En la primera etapa de su producción literaria Valle-Inclán es dueño y señor de una prosa modernista, poética y estilizada, volcada sobre sí misma, en la que destacan el uso acertado del lenguaje figurado, la adjetivación enumerativa y la expresividad de las comparaciones e imágenes. Pero lo más sorprendente de su estilo es la musicalidad y el ritmo armónico conseguido. Ya Manuel Murguía, en el prólogo a Femeninas (1985) hablaba de una “prosa encadenada, blanda, cadenciosa, radiante de luz; por esencia descriptiva y a la cual sólo falta la rima”; y William L. Fichter afirma que “la selección de ciertas palabras, la disposición de los adjetivos, la distribución de las cláusulas y de las series de adjetivos, sustantivos y veros, se deben a una intención de efectos melódicos”El duro y bronco idioma castellano se ablanda y se convierte en inusualmente melodioso y dulce -incluso lánguido- gracias a la sensibilidad lingüística, a la musicalidad y al ritmo, propios de la lengua gallega que Valle supo insuflarle.

Tragedia de ensueño” y “Comedia de ensueño”, aunque participan de muchos rasgos de los cuentos fantásticos o de misterio, son piezas dialogadas y no narrativas que pertenecen, por tanto, al género dramático y se adscriben a un tipo de teatro poético-simbolista muy de moda en la Europa finisecular. Las dos escenas transcurren en ambientes, tiempos y lugares no especificados, un tanto etéreos, ajenos, desde luego, a la inmediata realidad del lector, con una intención claramente simbolista. Es la suya una estética de matiz y sugerencia, de atmósfera y ambiente, de detalles cuidadosamente elaborados, basado todo ello en el misterio. 

Los doce restantes cuentos de Jardín umbrío tratan variados temas, aunque unificados por su relación con el mundo gallego. Hay cuentos predominantemente costumbristas; de ocultismo, almas en pena y endemoniados; cuentos sobre el miedo, el misterio y sobre asesinatos en distintas circunstancias; cuentos de ladrones y bandidos e ingenuas leyendas religiosas; cuentos, en fin, sobre la crueldad, la justicia primitiva y elemental o sobre las burlas maliciosas populares. Todos están escritos en pasado y, en cuanto al punto de vista narrativo, predomina la apariencia autobiográfica en primera persona.

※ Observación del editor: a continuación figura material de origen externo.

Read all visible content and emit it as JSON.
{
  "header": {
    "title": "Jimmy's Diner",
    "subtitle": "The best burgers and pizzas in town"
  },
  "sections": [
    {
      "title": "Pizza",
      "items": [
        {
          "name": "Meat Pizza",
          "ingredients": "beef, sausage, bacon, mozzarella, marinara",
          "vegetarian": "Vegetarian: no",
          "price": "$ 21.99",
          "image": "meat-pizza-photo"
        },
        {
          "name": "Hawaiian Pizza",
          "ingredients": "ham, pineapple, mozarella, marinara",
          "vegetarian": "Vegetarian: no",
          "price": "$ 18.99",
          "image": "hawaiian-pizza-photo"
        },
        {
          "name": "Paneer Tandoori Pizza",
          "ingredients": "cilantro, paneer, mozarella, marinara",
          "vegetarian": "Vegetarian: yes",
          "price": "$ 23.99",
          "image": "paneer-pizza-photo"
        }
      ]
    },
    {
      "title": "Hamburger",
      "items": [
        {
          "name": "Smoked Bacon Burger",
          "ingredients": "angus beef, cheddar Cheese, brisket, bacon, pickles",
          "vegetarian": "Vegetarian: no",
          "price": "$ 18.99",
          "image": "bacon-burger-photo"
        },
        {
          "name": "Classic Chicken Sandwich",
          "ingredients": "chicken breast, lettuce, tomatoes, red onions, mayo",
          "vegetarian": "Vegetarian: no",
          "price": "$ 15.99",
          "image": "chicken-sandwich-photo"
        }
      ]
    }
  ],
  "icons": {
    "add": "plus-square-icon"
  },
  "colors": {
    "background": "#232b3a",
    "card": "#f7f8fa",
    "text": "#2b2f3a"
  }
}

      Como un estudioso de esta obra ha escrito -no tengo a mano su nombre- Los relatos de Jardín umbrío poseen el tono oral compuesto y estilizado en el cual reside en gran parte el arte del cuento: todo se dice, no sólo los acontecimientos, sino también el decorado, las emociones, los rostros e incluso las ideas. Efectivamente, uno puede contar de viva voz cualquier relato de Jardín umbrío, casi sin quitarle ningún aderezo. Dichos cuentos poseen a su vez la frescura de la creación original recién acabada, como si la voz del narrador vibrase todavía, y un perfume tradicional y familiar” .

**Miguel Díez R, el Viejo Profesor, es licenciado en Teología, Filosofía y Filología Hispánica (Especialidad Literatura Hispánica).